Comment se tenir entre les deux écueils de l’indifférence ou du parti pris que l’on me reprochera sans doute ? Certainement avoir conscience à la fois de notre impuissance à peser sur ce conflit qui prend le monde en otage, et en même temps avoir conscience de notre capacité à être très concrètement acteurs pour éviter que ce mal ne se propage. Deux moyens : la prière et la relation. La parole est le rempart de la violence.
Une conviction, enfin : la paix durable ne se gagne pas par KO (par chaos). Elle ne se construit que sur la justice. « Amour et vérité se rencontrent, justice et paix s’embrassent », dit le psalmiste (Ps 84). Et encore, « paix sur Jérusalem, paix à ceux qui t’aiment » (Ps 121).
NDLR : Repères biographiques :
Jean-Paul Vesco est né à Lyon en 1962.
Après une maîtrise en droit des affaires et un Master in Business Administration à HEC (diplôme d'études supérieures dans le domaine du marketing, finances, ressources humaines et management) il exerce la profession d'avocat d'affaires à Paris entre 1989 et 1995. Mais touché par la vocation il s'engage dans l'ordre des Prêcheurs et il est ordonné prêtre pour l'ordre des dominicains le 24 juin 2001.
Après un passage à l'institut Ratisbonne puis à l'école biblique de Jérusalem, il s'installe en Algérie à Tlemcen dans le diocèse d'Oran où il répond à l'appel de son ordre de refonder une présence dominicaine six ans après l'assassinat le 1er août 1996 du dominicain Pierre Claverie, évêque d’Oran.

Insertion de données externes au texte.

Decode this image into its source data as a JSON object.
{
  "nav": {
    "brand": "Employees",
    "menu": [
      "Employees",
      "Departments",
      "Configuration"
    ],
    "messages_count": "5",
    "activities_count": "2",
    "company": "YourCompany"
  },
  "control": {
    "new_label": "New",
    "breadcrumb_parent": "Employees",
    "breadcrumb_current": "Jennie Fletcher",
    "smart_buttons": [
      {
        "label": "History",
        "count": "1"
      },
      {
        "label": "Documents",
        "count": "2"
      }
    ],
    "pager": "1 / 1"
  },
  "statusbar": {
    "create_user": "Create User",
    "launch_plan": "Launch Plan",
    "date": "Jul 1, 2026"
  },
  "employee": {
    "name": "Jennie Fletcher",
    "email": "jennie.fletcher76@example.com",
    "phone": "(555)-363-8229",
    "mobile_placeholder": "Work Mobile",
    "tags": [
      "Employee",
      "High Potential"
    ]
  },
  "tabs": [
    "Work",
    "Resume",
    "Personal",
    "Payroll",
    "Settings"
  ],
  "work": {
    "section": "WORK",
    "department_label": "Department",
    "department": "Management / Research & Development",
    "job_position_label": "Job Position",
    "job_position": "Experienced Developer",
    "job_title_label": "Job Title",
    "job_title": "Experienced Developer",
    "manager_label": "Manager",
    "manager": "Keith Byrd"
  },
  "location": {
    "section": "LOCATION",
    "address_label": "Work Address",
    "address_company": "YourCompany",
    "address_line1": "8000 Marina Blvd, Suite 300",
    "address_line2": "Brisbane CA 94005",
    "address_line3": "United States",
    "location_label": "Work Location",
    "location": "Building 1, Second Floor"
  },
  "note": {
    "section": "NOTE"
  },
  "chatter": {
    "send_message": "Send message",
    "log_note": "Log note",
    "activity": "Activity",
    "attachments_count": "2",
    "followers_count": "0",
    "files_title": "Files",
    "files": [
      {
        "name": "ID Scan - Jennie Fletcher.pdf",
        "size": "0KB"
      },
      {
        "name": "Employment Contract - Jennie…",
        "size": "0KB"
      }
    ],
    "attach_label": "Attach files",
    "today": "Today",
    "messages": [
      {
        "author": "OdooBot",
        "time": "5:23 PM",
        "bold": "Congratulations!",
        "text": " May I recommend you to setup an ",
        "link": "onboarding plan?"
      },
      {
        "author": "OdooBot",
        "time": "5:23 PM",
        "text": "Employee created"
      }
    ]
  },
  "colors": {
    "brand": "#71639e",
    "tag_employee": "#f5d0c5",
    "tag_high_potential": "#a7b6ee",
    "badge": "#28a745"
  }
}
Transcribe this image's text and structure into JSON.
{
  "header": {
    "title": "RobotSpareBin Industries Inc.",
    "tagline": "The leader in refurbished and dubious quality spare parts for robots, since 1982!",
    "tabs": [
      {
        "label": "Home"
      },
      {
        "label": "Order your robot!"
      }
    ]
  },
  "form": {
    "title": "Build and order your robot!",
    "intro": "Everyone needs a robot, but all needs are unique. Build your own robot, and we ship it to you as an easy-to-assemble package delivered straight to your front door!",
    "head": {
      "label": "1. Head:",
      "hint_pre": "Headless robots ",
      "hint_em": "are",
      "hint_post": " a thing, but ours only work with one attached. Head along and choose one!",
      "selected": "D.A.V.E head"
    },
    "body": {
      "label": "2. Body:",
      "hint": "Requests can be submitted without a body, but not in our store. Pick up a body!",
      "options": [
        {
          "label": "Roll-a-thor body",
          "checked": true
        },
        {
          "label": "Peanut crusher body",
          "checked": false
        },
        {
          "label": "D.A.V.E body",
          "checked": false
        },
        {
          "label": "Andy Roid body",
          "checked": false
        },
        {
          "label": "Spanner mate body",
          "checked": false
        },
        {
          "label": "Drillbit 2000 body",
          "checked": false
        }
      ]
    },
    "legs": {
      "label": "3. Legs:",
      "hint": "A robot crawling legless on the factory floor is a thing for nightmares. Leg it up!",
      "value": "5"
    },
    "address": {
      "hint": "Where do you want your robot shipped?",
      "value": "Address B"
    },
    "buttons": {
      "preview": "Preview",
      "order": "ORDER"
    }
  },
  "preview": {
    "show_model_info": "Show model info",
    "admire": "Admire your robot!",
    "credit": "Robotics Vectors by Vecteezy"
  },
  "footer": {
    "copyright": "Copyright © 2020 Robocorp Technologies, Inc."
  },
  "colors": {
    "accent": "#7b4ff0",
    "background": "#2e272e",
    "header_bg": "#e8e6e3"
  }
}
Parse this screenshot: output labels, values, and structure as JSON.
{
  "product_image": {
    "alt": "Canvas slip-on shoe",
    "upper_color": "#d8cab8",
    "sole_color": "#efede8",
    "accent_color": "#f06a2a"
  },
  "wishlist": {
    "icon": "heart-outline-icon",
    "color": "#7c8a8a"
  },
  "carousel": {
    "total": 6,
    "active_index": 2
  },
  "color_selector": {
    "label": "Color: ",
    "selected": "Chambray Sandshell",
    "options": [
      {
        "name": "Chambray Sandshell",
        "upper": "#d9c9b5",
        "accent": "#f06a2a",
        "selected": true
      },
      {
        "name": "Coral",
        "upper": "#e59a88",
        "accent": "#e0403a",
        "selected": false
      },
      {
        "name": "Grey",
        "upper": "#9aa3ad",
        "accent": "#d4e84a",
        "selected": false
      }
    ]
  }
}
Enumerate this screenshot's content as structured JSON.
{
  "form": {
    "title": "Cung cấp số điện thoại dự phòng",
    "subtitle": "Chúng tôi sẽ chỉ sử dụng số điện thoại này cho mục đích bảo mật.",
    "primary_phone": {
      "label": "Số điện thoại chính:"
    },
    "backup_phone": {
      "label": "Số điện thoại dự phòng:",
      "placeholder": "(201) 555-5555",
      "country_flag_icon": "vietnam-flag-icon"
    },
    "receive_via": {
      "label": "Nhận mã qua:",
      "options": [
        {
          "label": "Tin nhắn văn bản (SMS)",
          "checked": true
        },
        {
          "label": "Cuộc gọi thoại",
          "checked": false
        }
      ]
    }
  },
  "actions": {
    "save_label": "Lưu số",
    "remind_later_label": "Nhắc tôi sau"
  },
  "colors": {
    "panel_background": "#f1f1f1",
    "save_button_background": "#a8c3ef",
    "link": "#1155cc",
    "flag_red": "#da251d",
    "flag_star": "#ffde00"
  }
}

Mais en décembre 2010, élu prieur provincial des dominicains de France, Jean-Paul Vesco doit quitter l'Algérie pour s'installer à Paris.
Le 1er décembre 2012, Benoît XVI le nomme évêque d'Oran. Il repart donc en Algérie et prend pour devise épiscopale la phrase « Je veux vivre et donner envie de vivre ».
Le 27 décembre 2021, le pape François l’a nommé archevêque d'Alger.